Strategy 7: Use Streaming Wisely
Streaming doesn't change token costs, but it can help you:
- Stop early: If the response is going off-track, cancel the stream
- Reduce perceived latency: Users see results faster, reducing retry attempts
const stream = await client.messages.create({
model: "claude-sonnet-4-20250514",
messages: [{ role: "user", content: prompt }],
stream: true,
});
let response = "";
for await (const chunk of stream) {
response += chunk.delta?.text || "";
// Cancel if response looks wrong
if (response.includes("I cannot") && response.length > 100) {
stream.controller.abort();
break;
}
}
Real-World Example: Email Triage
Here's how these strategies combine for an email triage application:
| Component | Before | After | Savings |
|-----------|--------|-------|---------|
| Model | Sonnet for everything | Haiku for classification, Sonnet for drafts | 60% |
| System prompt | 800 tokens | 200 tokens with caching | 90% |
| Output length | Default (4096) | 300 for classification, 500 for drafts | 70% |
| Repeated queries | None | Redis cache | 40% |
| Total | ~$150/mo | ~$35/mo | 77% |
Monitoring and Alerts
Set up tracking to catch cost spikes early:
- Log every request with model, token counts, and cost
- Set daily/weekly budgets in your provider dashboard
- Alert on anomalies (2x normal daily spend triggers investigation)

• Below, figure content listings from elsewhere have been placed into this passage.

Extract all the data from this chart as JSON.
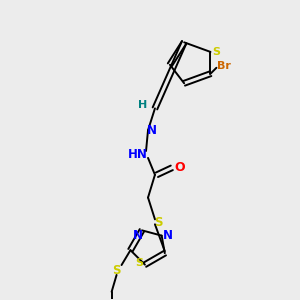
{
  "bg_color": "#ececec",
  "bond_color": "#000000",
  "colors": {
    "S": "#cccc00",
    "N": "#0000ff",
    "O": "#ff0000",
    "Br": "#cc6600",
    "H": "#008080",
    "C": "#000000"
  },
  "figsize": [
    3.0,
    3.0
  ],
  "dpi": 100
}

function logAPICall(model: string, inputTokens: number, outputTokens: number) {
const cost = calculateCost(model, inputTokens, outputTokens);
console.log(JSON.stringify({
timestamp: new Date().toISOString(),
model,
inputTokens,
outputTokens,
cost
}));
}
Summary
| Strategy | Typical Savings | Effort |
|----------|----------------|--------|
| Right model for task | 50-75% | Low |
| Control output length | 30-70% | Low |
| Trim prompts | 20-50% | Medium |
| Prompt caching | 80-90% on cached | Low |
| Batch API | 50% | Medium |
| Response caching | 40-90% | Medium |
Start with model selection and output limits. These require minimal code changes and have the biggest impact. Add caching as your usage grows.